Key Agreement Protocol Process

A new key exchange protocol has been established, extending the IKE protocol, which uses IPSec to trade AS to protect AH and ESP traffic. The new key exchange protocol is authenticated Internet Protocol (AuthIP). AuthIP is an extension of the current IKE, but offers additional support for the mode of transport in order to make it more efficient. It was designed to simplify the key exchange process by reducing the complexity and number of round trips required. Multimedia Internet KEYing (MIKEY) is another key exchange protocol for SRTP, defined in RFC 3830.12. It is mainly designed for peer-to-peer groups, simple 1:n and small groups (interactive). One of the main multimedia scenarios considered in THE design of MIKEY was the multimedia entertainment scenario in which users can interact and communicate in real time. In these scenarios, peers can be expected to set up multimedia sessions with each other in which a multimedia session can consist of one or more secure media streams (for example. B, SRTP feeds). Below are some typical scenarios for multimedia applications that can occur: two PAKE (Four-Party Password Authentication Key Exchange) protocols [YEH 05]: one is the four-page KTAP (Four-Party Key Key Transfer Authentication Protocol) and the other is the KaAP (Four-Party Key Agreement Authentication Protocol) with four parts. However, there is a downside to this protocol, as it could be a vulnerable point of attack, while it cannot support legal eavesdropping.

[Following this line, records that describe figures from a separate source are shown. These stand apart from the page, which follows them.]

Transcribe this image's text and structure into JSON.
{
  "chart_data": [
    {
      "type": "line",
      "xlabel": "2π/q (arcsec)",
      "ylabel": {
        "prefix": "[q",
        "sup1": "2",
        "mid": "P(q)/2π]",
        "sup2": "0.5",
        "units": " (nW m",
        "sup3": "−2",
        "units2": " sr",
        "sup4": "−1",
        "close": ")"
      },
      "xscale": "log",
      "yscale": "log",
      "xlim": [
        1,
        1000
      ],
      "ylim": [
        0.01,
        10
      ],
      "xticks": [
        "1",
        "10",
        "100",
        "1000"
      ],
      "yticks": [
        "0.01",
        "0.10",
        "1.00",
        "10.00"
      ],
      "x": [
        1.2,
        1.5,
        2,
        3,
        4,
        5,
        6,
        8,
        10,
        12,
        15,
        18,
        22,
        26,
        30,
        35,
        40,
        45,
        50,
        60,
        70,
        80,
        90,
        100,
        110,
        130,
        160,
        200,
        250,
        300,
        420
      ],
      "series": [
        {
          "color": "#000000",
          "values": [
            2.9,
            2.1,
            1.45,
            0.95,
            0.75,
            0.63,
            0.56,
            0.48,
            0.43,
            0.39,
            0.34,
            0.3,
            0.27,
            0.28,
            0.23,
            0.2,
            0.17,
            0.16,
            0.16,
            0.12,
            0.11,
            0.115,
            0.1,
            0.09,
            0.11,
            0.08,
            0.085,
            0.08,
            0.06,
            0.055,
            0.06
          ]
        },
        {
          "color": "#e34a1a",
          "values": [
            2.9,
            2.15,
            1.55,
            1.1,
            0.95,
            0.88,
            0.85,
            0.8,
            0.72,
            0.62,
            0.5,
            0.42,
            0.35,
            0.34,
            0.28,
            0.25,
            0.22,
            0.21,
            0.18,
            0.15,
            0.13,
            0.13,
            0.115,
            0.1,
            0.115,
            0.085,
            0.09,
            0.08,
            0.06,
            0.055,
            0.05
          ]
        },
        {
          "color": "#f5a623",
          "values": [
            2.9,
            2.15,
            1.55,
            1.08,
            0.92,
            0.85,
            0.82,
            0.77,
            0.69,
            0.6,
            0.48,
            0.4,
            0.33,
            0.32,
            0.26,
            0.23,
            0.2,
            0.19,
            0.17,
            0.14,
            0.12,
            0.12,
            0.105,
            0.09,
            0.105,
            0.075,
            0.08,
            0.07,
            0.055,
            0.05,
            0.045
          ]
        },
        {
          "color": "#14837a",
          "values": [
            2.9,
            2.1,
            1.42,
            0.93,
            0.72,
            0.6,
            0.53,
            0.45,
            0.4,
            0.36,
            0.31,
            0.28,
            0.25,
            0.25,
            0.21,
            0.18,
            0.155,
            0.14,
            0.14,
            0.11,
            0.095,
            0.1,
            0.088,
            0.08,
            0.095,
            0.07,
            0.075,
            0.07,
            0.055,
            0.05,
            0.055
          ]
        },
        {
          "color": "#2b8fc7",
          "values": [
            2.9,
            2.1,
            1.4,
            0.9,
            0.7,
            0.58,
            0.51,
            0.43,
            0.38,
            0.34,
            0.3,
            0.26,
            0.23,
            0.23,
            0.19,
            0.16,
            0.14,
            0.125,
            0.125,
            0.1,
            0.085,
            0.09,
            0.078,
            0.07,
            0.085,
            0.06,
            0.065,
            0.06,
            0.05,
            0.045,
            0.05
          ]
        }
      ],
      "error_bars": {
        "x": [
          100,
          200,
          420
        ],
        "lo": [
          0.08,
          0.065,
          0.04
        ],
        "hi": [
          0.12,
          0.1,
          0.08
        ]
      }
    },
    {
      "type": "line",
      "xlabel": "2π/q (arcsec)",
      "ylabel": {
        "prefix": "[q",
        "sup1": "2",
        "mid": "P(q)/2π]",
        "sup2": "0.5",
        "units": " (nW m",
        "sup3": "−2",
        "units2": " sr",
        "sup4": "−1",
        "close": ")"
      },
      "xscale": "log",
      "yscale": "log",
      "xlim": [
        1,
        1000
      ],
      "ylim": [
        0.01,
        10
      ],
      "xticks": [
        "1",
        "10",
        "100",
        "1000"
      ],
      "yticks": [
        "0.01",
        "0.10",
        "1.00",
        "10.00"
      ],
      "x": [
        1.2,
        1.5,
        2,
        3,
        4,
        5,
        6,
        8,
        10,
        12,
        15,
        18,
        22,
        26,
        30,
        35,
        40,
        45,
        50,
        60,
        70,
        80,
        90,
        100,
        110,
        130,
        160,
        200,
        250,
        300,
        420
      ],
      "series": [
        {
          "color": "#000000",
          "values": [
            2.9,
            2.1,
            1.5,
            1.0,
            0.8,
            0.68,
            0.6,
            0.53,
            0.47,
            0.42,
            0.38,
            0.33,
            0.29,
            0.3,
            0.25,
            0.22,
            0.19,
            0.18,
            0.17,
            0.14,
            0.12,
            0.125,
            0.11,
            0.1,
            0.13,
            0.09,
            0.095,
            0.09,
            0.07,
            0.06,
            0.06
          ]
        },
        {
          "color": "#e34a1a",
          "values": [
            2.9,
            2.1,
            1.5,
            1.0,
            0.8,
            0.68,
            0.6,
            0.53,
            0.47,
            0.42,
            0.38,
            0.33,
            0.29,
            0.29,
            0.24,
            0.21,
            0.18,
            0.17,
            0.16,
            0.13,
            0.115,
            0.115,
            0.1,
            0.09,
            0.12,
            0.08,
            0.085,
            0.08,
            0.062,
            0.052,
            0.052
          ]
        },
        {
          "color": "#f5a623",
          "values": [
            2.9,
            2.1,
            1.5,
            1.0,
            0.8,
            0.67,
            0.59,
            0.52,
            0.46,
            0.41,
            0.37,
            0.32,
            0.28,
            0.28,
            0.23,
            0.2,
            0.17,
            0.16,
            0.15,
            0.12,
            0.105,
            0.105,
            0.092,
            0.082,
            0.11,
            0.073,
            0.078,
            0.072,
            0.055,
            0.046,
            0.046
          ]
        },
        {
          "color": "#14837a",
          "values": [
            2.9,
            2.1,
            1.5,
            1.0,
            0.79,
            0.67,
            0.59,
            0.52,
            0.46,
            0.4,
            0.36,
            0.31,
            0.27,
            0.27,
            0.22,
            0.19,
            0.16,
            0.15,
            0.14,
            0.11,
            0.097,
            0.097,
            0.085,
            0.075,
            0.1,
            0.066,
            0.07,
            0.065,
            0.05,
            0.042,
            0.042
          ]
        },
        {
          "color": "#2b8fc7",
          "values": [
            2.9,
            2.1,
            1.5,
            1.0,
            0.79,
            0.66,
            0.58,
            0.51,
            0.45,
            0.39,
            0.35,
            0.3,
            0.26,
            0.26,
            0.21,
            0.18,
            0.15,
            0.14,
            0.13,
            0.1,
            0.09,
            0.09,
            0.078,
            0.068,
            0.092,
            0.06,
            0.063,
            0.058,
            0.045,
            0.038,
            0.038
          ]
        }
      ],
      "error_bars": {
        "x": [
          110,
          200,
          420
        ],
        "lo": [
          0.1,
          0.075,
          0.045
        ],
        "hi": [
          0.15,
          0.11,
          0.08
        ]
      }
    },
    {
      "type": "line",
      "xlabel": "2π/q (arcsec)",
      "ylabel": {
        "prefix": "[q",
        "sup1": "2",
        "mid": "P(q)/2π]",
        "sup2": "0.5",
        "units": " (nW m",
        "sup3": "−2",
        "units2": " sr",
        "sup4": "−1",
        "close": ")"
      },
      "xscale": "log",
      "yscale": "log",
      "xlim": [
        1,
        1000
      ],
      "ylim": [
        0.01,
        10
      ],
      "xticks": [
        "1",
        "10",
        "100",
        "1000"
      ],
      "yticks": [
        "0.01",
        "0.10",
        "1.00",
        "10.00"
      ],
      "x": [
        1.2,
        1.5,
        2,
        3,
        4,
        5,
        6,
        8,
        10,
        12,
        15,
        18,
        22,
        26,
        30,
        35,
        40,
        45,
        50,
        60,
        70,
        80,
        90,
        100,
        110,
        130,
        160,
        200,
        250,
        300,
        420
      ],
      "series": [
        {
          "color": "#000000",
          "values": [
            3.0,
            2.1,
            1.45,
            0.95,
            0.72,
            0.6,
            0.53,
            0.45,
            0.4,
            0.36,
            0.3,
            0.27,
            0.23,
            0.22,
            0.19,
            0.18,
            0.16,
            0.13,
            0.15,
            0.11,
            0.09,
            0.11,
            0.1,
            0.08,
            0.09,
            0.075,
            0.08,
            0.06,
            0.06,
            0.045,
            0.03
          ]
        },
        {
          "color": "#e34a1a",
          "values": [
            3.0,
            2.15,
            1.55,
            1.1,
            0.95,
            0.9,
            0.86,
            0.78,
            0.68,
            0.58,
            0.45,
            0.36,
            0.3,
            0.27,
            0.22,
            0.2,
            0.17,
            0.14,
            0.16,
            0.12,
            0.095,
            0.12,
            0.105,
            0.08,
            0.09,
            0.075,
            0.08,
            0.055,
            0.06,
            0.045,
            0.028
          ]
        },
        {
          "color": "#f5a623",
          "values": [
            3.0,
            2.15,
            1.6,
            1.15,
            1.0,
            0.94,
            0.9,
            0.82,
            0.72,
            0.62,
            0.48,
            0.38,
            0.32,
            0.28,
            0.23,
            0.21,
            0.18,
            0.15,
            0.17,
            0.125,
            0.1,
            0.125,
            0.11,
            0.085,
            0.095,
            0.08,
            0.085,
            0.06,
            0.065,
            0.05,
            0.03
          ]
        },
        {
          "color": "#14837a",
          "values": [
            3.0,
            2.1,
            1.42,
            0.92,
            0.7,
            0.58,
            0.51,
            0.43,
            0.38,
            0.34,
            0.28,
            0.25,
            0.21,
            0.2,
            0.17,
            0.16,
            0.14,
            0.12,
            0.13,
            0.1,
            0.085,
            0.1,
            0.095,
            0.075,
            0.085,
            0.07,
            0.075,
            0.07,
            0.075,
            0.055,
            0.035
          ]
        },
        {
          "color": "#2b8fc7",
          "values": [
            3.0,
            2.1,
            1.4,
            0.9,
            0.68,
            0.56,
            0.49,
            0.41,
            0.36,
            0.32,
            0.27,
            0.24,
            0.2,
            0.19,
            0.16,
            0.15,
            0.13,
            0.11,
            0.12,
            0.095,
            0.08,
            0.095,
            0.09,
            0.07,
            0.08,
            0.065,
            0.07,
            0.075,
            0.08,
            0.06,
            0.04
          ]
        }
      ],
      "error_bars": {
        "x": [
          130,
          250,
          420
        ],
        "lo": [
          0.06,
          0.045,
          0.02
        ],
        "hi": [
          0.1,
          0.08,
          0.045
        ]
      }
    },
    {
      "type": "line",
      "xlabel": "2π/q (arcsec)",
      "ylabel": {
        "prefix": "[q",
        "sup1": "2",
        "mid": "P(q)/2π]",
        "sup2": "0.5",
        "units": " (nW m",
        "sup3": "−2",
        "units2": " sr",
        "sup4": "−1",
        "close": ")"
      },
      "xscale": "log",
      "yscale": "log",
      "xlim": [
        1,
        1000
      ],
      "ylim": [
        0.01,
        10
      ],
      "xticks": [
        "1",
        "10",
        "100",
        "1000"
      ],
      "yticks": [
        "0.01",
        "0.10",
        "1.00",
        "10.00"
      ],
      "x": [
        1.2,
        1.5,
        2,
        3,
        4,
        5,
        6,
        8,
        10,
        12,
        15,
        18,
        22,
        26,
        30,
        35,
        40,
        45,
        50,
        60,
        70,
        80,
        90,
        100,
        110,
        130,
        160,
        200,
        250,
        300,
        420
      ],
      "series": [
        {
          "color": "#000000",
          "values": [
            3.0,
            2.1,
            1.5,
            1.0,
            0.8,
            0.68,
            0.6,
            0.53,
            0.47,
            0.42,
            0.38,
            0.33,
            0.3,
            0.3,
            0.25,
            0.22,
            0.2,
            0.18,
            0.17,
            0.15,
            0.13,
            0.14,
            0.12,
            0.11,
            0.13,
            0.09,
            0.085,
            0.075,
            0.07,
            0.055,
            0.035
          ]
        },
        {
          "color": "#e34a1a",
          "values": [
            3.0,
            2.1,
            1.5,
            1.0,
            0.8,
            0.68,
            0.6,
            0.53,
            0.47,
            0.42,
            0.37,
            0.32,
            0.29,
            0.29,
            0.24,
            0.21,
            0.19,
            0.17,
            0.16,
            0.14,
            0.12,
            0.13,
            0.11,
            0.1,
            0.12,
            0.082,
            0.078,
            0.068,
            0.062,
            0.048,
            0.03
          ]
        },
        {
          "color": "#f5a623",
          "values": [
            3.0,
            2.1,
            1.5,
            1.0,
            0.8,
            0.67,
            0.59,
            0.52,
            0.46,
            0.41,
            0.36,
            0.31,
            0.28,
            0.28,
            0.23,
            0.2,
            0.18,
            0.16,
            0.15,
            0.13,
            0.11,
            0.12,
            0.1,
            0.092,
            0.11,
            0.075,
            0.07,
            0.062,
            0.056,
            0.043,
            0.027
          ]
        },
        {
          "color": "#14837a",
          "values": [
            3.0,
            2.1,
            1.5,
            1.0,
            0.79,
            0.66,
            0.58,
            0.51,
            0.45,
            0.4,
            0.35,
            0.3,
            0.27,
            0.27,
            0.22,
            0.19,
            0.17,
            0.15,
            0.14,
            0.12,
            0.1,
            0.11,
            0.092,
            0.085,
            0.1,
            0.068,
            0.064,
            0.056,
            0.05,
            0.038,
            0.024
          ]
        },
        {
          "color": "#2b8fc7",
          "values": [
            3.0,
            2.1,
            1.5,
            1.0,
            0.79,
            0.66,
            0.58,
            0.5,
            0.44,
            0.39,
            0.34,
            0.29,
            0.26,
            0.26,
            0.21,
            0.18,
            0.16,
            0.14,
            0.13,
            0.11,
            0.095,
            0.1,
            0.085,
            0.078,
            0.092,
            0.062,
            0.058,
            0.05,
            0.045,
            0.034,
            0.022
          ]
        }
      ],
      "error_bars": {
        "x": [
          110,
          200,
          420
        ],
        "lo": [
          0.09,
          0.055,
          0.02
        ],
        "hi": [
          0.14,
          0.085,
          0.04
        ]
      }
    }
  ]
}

The key management protocol has the following features: Key password-identified MOUs require the separate implementation of a password (which may be less than a key) in a way that is both private and non-integrity. These are designed to withstand man-in-the-middle and other active attacks on the password and established keys. For example, DH-EKE, SPEKE and SRP are Diffie-Hellman password authentication variants. If you have a way to ensure the integrity of a freed key via a public channel, you can exchange Diffie-Hellman keys to deduct a short-term released key and then authenticate that the keys match. One option is to use a key reading, as in PGPfone. However, voice authentication assumes that it is not possible for a middle man to summon the voice of one participant in real time to another, which may be an undesirable hypothesis. These protocols can be designed to work even with a small public value, for example. B a password.

Variations on this topic have been proposed for Bluetooth coupling protocols. [CHE 08] proposed a protocol for authenticating key agreements for IMS (IMSKAAP) to address the above issue. This IMSKAAP offers a secure key exchange and allows servers to support legal interceptions by integrating the benefits of the KTAP and KAAP protocols. To avoid the use of additional off-band authentication factors, Davies and Price proposed the use of Ron Rivest and Adi Shamir`s Interlock protocol, which has come under subsequent attack and refinement. For an application-level isolation and restoration system, Solitude [JAI 08] was proposed to limit the impact of attacks and simplify the post-intrusion recovery process.